On the Shores of Ligeia” by Carolyn Ives Gilman. Amerykanie właśnie wysyłają załogę na Marsa, tymczasem Seth, Amerykanin w Sztokholmie, idzie pracować na Tytanie. Esa wysłała robota ze szkoloną przez niego AI, mogą odbierać jego wrażenia w czasie niemal rzeczywistym, z opóźnieniem 80 minut. Robot wpada w tarapaty. Zakończenie jest idiotyczne i brzmi socrealistycznie jak „Obłok Magellana”, a to dlatego, że oryginalnie było drukowane po chińsku, bo napisane na warsztatach sponsorowanych przez Chińczyków. Kręcę głową z niedowierzaniem; z drugiej strony rozumiem, że Clarke’owi podobał się spory kawałek tej wizji.

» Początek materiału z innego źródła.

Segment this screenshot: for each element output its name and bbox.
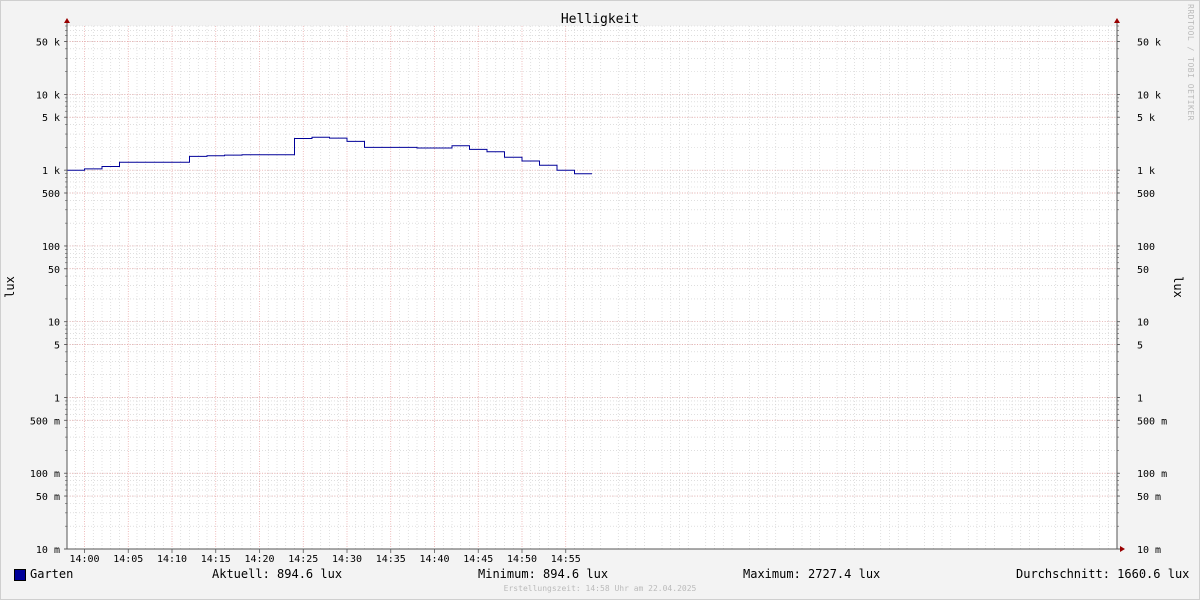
y-tick-label-left: 50 k	[36, 37, 60, 48]
y-tick-label-right: 1	[1137, 393, 1143, 404]
y-tick-label-left: 50 m	[36, 492, 60, 503]
y-tick-label-right: 100	[1137, 242, 1155, 253]
y-tick-label-right: 50 k	[1137, 37, 1161, 48]
legend-minimum: Minimum: 894.6 lux	[478, 567, 609, 581]
y-tick-label-left: 10 k	[36, 90, 60, 101]
x-tick-label: 14:30	[332, 554, 362, 565]
y-tick-label-right: 50	[1137, 265, 1149, 276]
legend-series-name: Garten	[30, 567, 74, 581]
y-tick-label-right: 100 m	[1137, 469, 1167, 480]
x-tick-label: 14:40	[419, 554, 449, 565]
y-tick-label-left: 500	[42, 189, 60, 200]
y-tick-label-right: 500	[1137, 189, 1155, 200]
x-tick-label: 14:05	[113, 554, 143, 565]
y-tick-label-left: 500 m	[30, 416, 60, 427]
chart: 10 m 10 m 50 m 50 m 100 m 100 m 500 m 500 m 1 1 5 5…	[0, 0, 1200, 600]
y-tick-label-right: 50 m	[1137, 492, 1161, 503]
y-tick-label-left: 5	[54, 341, 60, 352]
y-tick-label-left: 5 k	[42, 113, 60, 124]
legend-maximum: Maximum: 2727.4 lux	[743, 567, 881, 581]
footer-timestamp: Erstellungszeit: 14:58 Uhr am 22.04.2025	[503, 584, 697, 593]
watermark: RRDTOOL / TOBI OETIKER	[1186, 4, 1195, 121]
x-tick-label: 14:20	[244, 554, 274, 565]
y-tick-label-left: 1	[54, 393, 60, 404]
x-tick-label: 14:25	[288, 554, 318, 565]
y-tick-label-right: 10 m	[1137, 545, 1161, 556]
y-tick-label-left: 10 m	[36, 545, 60, 556]
legend-swatch	[14, 569, 26, 581]
x-tick-label: 14:15	[201, 554, 231, 565]
legend-current: Aktuell: 894.6 lux	[212, 567, 343, 581]
y-tick-label-left: 10	[48, 318, 60, 329]
y-tick-label-left: 100	[42, 242, 60, 253]
y-tick-label-left: 1 k	[42, 166, 60, 177]
y-tick-label-right: 5	[1137, 341, 1143, 352]
y-axis-label-right: lux	[1171, 276, 1185, 298]
y-tick-label-left: 100 m	[30, 469, 60, 480]
chart-title: Helligkeit	[561, 12, 639, 27]
x-tick-label: 14:45	[463, 554, 493, 565]
y-tick-label-right: 500 m	[1137, 416, 1167, 427]
x-tick-label: 14:55	[551, 554, 581, 565]
x-tick-label: 14:00	[69, 554, 99, 565]
y-tick-label-right: 10 k	[1137, 90, 1161, 101]
y-tick-label-left: 50	[48, 265, 60, 276]
y-tick-label-right: 1 k	[1137, 166, 1155, 177]
x-tick-label: 14:35	[376, 554, 406, 565]
y-tick-label-right: 5 k	[1137, 113, 1155, 124]
legend-average: Durchschnitt: 1660.6 lux	[1016, 567, 1190, 581]
y-axis-label-left: lux	[3, 276, 17, 298]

“The Empty Gun” by Yoon Ha Lee. Kestre jest ostatnią z wymordowanego domu Elaya i zamierza pomścić swoją rodzinę. W tym celu kupuje niezwykłą broń i płaci cenę za jej używanie. Bajka o zemście.

“Kali_Na” by Indrapramit Das. Rozbuchana, McDonaldowa w stylu wizja przyszłości, w której tworzy się AI-boginie hinduskie. Te muszą zwalczać trolle. Bohaterka pochodzi zaś z niskiej kasty.

“Painless” by Rich Larson. Z antologii „Some of the Best from Tor.com”

“Give the Family My Love” by A.T. Greenblatt. Nebula 2020.